14 décembre 2015

Temps de lecture : 4 min

Vivre connectés nous rend-il plus vivants ? 2/2

La vie connectée, fantasme des gourous du transhumanisme ou promesse d’un futur meilleur par un usage pertinent d’une data respectueuse de notre vie privée ? Tout un débat n’est-ce pas ! Pendant le Cristal Festival, INfluencia et Dentsu Aegis ont alimenté la discussion. Et nous vous livrons le deuxième résumé des débats.

La vie connectée, fantasme des gourous du transhumanisme ou promesse d’un futur meilleur par un usage pertinent d’une data respectueuse de notre vie privée ? Tout un débat n’est-ce pas ! Pendant le Cristal Festival, INfluencia et Dentsu Aegis ont alimenté la discussion. Et nous vous livrons le deuxième résumé des débats.

Entre l’Homme et la technologie, le rapport a toujours été paradoxal, masochiste, anxiogène, fantasmatique et utopique. Dans la Silicon Valley, berceau de la révolution libertarienne du tout technologique data-dépendant, les géants du web sont persuadés qu’en faisant du monde un village interconnecté, ils le rendent meilleur. Le paradigme louant le 2.0 sauveur de l’humanité casse toutes les frontières. A une époque où le label smart deviendrait presque le seul sceau du partage et de l’interaction entre les marques et les consommateurs, la technologie connectée fascine et interroge.

Sommes-nous prêts à définir nos lignes rouges d’acceptation et découvrir l’inconscient de nos émotions ? Devons-nous avoir peur de l’intelligence artificielle ? Savons-nous comment un jour le big data servira notre quotidien ? Nous adapterons-nous aux nouvelles grammaires numériques de nos vies ? Accepterons-nous de considérer que la technologie ne nous rend pas meilleur et qu’il sera bientôt essentiel de comprendre la finalité de son utilisation ? Pour tenter de débroussailler nos certitudes et doutes dans ce lacis de questions, Dentsu Aegis et INfluencia ont consacré une conférence à la vie connectée Cristal Festival.

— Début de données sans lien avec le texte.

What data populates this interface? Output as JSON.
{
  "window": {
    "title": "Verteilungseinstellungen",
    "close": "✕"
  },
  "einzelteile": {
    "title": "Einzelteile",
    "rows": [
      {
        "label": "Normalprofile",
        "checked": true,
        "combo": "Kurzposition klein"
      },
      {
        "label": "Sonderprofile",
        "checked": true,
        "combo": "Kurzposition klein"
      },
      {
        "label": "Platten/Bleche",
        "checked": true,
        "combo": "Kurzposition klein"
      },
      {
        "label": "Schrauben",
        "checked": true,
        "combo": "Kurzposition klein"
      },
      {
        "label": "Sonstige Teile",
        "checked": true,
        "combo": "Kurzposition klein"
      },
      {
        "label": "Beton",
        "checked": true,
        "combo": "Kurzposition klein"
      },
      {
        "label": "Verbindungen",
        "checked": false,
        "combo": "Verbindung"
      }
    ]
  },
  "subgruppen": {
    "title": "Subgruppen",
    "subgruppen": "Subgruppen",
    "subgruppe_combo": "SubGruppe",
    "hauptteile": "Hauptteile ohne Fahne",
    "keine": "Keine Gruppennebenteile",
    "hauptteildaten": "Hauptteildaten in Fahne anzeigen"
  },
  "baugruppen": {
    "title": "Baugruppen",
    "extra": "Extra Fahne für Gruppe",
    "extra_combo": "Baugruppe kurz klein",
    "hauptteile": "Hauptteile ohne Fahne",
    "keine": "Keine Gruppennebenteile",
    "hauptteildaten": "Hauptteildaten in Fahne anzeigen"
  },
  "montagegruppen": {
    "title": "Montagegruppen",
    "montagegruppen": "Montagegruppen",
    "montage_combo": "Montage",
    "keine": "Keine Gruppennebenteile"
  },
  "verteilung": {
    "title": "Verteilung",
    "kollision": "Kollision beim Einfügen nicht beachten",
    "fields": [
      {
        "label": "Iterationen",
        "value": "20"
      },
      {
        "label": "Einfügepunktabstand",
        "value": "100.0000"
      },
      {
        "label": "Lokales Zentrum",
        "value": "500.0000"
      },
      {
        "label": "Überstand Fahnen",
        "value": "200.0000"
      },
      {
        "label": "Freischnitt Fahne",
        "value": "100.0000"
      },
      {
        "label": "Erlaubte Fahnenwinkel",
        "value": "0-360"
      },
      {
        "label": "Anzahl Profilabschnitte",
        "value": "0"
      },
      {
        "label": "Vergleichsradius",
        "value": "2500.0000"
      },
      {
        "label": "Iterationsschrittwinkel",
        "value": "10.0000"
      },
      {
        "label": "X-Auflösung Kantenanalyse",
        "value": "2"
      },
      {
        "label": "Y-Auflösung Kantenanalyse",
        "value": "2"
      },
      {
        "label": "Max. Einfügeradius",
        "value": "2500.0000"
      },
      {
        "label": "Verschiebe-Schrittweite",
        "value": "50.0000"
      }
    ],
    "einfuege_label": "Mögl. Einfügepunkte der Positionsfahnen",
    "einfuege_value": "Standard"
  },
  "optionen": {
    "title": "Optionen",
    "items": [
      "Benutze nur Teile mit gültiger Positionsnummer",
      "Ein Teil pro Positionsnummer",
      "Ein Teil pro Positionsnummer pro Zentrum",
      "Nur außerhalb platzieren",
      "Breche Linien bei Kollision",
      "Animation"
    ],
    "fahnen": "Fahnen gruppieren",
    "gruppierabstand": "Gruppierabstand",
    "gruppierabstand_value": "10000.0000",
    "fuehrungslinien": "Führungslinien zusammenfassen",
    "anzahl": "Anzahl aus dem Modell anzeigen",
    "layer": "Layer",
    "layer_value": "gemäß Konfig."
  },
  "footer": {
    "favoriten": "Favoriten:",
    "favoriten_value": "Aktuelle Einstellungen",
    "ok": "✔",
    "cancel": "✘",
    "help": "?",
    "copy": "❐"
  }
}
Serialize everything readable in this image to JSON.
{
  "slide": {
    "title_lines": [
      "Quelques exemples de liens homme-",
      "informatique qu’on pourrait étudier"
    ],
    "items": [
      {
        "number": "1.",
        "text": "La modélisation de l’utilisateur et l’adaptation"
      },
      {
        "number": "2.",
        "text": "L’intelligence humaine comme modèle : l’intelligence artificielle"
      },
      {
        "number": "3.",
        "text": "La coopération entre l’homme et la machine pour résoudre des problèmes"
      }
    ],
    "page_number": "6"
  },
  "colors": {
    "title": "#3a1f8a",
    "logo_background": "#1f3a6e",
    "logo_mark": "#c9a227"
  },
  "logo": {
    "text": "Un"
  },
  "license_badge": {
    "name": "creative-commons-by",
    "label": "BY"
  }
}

En créant la start-up française, Les Habitués en 2015, Rodolphe Bloch-Lainé ne confronte pas sa technologie connectée à l’ire des pamphlétaires de la digitalisation de nos vies. Avec son modèle de fidélisation par le pré-paiement digital, Les Habitués repense l’expérience d’achat selon une promesse simple : plus vous mettez d’argent sur le compte prépayé que vous avez ouvert dans votre magasin préféré, plus vous avez d’avantages. « Pour les clients c’est plus participatif, plus pratique et avantageux dès le premier achat. Pour les commerçants, c’est un nouveau relais de communication avec ses clients et une hausse de fréquentation et du panier moyen », argumente Rodolphe Bloch-Lainé. Testé dans 40 commerces auprès de 4000 clients, la jeune société se targue de 110 000 transactions et 30 à 40% d’augmentation du panier moyen.

L’UE homogénéise sa réglementation

Dans la vie connectée, la course à la personnalisation touche tout le monde. La pub n’y échappe évidemment pas. C’est même son modjo digital.  Pierre-Antoine Durgeat, CEO d’ADventori, en a fait son rempart contre le re-targeting, « qui  use une marque car son facteur de répétition finit par engendrer une vision négative chez le consommateur ». Pour le Français, l’intrusion de la géolocalisation dans la pub web offre aux annonceurs un outil pertinent qui lui évite en plus d’entrer dans la connaissance individuelle par la data. En donnant l’exemple d’un chaland qui passant devant un canapé verrait s’afficher sur son smartphone une pub pour un fabricant de mobilier de maison, Pierre-Antoine Durgeat met en exergue la donnée contextuelle. Selon l’associé du cabinet d’avocats Gide,Thierry Dor, cette donnée là rentre sous le coup de la loi Information et Liberté de 1978 sur l’identification de la donnée personnelle.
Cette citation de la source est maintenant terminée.